Das Finale am Samstag in Berlin ist das vierte Endspiel innerhalb von sechs Jahren. Nach dem furiosen Erfolg in der Europa League im vergangenen Mai könnte in Frankfurt auch in diesem Sommer schon wieder ein Titel bejubelt werden. Die Eintracht, im echten Leben eine Mannschaft für das vordere Tabellen-Mittelfeld, wächst in Pokal-Wettbewerben regelmäßig über sich selbst hinaus und hat deshalb auch gegen die deutlich talentiertere Truppe aus Leipzig eine realistische Chance. "Es gibt keinen anderen Club, der eine solche Wucht entfalten kann", fasste Vorstand Axel Hellmann diese besondere Gabe im vergangenen Jahr zusammen.
Feste müssen gefeiert werden
Ob im Pokalfinale 2018 gegen den FC Bayern, dem vielleicht emotionalsten Spiel der Frankfurter Vereinsgeschichte, in der furiosen Europa-League-Saison 2018/19, die erst im Halbfinale endete, oder dem wilden Ritt durch Europa in der vergangenen Spielzeit: Die Eintracht schaffte es trotz fußballerischer Unterlegenheit immer wieder, sich an sich selbst zu berauschen und klar bessere Teams aus dem Weg zu räumen. Das Erfolgsgeheimnis dabei: Die Hessen sehen die großen Spiele als das, was sie sind: Fußballfeste. Und diese Feste müssen gefeiert werden.
Ein in weiß gekleidetes Berliner Olympiastadion, 30.000 Frankfurter in Barcelona, eine ganze Stadt im Eintracht-Fieber. Die aus der Physik bekannte Äquivalenz zwischen Masse und Energie lässt sich regelmäßig auch in Frankfurt beobachten. "Keiner hat 2018 dran geglaubt. Nur ganz wenige haben uns zugetraut, die Europa League zu gewinnen", beschrieb auch Kevin Trapp am Dienstag das Phänomen Eintracht Frankfurt. "Wir wissen aber, welche Energie sich in diesem Verein entwickeln kann. Dadurch sind wir in der Lage, ganz große Spiele zu bestreiten und Erfolge zu feiern." Leidenschaft, Begeisterung und Hingabe schlagen Qualität. Die Kraft der Emotionen.

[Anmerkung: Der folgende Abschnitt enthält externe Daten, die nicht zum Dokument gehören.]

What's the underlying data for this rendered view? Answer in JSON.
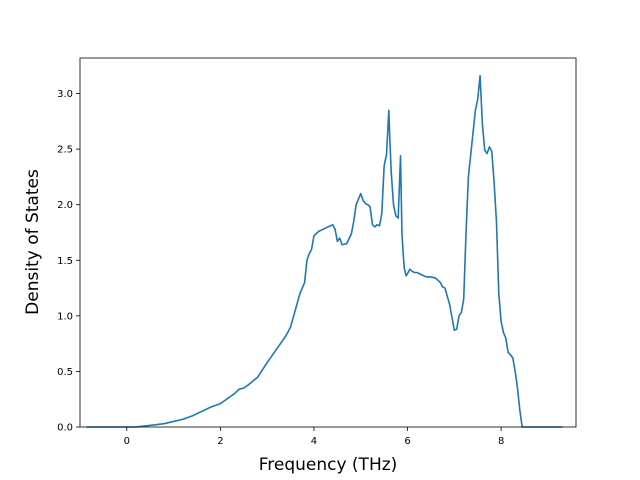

Geburtstagsfeier für Sonny?
Nun ist es fast schon ein Ärgernis, dass die Hessen in Pokal-Wettbewerben dank ihres Pokal-Gens immer wieder für Fußball-Feiertage sorgen, gleichzeitig aber in der Bundesliga hinterherhinken. Die verpassten Chancen und die Sieglos-Serie inklusive der Trennung von Trainer Oliver Glasner werden am Samstag (20 Uhr) gegen RB Leipzig aber keine Rolle mehr spielen. Die Eintracht hat den zweiten Titelgewinn innerhalb von zwei Jahren vor Augen und könnte zudem nebenbei wieder einmal eine dieser ganz besonderen Geschichten schreiben.
Das DFB-Pokalfinale am Samstag (20 Uhr) gibt es als Vollreportage bei hr-iNFO zu hören. Auch sportschau.de bietet einen Audio-Livestream sowie einen Liveticker zum Spiel an. hr1 hält sie zudem bereits ab 19 Uhr in einem heimspiel! extra auf dem Laufenden.

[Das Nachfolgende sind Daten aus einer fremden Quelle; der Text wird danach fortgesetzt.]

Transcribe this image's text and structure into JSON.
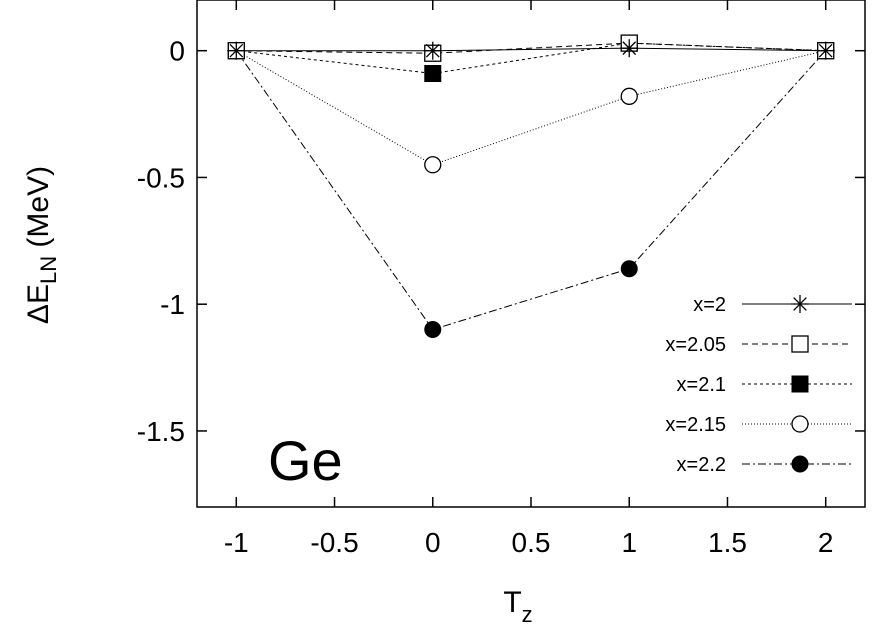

Nachdem sie den Europa-League-Titel im vergangenen Jahr der wenige Wochen zuvor verstorbenen Vereins-Legende Jürgen Grabowski gewidmet hatte, spielen die Hessen in diesem Jahr in Gedenken an ihren langjährigen Fan Helmut "Sonny" Sonneberg. Der Holocaust-Überlebende, der als 13-Jähriger nach Theresienstadt deportiert worden war, war im Februar im Alter von 91 Jahren gestorben. Am Sonntag, dem Tag, an dem der große Pokalsieger-Empfang auf dem Römerberg steigen soll, hätte er Geburtstag gehabt.